The common ground of biosemiosis lies in what used to be called "natural signs", but what is now more commonly divided, after Peirce, into indices, icons, and symbols (although of course not all icons or symbols are natural signs, either). A footprint in the sand is indexical of a person's passing, and of the direction of the passing, unless the footprints be the skillful work of a man passing east in such a way as to leave the impression of a man passing west, in which event the footprints remain indexically accurate to a degree but iconically misleading in another degree, and are in fact symbols of an exceptional skill.
Natural signs are essential to the survival of most if not all species of animals. They need to be taken for what they are, or, in the reverse case, mistaken for what they are intended to be mistaken for, if the animal in question is to secure its food. What happens in such a case? Precisely that the foundation for a physical relation is taken or mistaken for a corresponding objective relation, as a result of which food is provided or safety secured.

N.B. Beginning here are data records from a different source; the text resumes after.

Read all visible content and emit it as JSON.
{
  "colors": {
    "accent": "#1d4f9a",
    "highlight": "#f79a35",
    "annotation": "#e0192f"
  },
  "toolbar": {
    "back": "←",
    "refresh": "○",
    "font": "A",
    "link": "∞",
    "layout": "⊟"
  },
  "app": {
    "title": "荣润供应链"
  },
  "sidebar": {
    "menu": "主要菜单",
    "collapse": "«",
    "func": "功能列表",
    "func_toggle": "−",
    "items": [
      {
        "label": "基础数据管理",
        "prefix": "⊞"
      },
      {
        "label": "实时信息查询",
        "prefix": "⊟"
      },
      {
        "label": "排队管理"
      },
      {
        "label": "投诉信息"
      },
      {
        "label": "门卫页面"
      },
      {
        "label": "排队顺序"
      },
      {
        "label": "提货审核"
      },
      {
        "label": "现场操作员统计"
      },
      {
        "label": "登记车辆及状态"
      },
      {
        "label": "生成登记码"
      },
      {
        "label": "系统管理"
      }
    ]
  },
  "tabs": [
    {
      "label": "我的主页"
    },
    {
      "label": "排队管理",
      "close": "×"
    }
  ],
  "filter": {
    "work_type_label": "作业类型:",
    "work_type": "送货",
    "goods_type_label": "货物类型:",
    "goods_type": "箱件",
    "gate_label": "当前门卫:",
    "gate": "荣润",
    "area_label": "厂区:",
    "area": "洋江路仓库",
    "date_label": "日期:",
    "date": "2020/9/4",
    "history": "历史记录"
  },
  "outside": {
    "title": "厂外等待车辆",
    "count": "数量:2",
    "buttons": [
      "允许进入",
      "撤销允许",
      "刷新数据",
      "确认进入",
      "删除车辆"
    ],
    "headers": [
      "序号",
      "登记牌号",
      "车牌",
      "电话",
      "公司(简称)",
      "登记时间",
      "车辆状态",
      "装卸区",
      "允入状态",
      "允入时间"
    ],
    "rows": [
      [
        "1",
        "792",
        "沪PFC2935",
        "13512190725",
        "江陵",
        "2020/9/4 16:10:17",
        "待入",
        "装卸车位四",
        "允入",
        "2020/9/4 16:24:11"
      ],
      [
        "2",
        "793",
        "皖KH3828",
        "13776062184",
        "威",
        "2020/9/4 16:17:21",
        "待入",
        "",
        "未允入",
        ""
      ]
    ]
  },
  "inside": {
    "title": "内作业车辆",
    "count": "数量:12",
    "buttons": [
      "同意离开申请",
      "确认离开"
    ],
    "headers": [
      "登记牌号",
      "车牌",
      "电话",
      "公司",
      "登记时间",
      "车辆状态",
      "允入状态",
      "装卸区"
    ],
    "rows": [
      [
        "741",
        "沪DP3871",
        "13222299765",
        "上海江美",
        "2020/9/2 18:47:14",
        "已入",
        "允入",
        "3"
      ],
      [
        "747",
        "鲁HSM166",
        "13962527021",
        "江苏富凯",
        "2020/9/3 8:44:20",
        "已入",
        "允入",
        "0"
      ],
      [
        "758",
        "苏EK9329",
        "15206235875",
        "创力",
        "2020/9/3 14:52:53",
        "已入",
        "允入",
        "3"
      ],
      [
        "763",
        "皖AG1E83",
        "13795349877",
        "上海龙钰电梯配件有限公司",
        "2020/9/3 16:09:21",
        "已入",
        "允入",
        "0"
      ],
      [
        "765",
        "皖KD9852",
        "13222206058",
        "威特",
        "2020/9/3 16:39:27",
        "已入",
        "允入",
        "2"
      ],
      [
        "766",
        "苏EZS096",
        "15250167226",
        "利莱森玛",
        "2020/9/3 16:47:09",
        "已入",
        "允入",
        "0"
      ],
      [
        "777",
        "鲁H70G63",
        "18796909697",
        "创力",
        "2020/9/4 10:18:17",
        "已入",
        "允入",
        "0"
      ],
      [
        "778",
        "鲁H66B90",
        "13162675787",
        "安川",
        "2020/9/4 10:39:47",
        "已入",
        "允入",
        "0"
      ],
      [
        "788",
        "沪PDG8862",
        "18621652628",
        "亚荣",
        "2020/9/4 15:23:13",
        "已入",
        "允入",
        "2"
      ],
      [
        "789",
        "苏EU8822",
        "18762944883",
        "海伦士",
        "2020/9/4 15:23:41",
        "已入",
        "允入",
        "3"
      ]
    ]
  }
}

The relation of clouds to rain is a relation of cause and effect. When that relation has also been experienced, an interpretant becomes established. What was formerly a mere physical relation, a relation of secondness, acquires now, through the interpretant, a thirdness whereby that same relation functions also semiotically. Because the physical relationship as such need only be dyadic, whereas the semiotic relationship is necessarily triadic, there is the possibility of error, or misinterpretation. There is also the possibility of deception. The objective world wherein actual semiosis transpires is only occasionally the same and in large part different from the physical environment. But to the extent that it is the same, to the extent that it overlaps - and this is the extent to which every species depends for its survival on food, which is a considerable extent - that extent and that overlap result from the indifference of intersubjective being to the difference between what is objective and what is physical, as we have seen.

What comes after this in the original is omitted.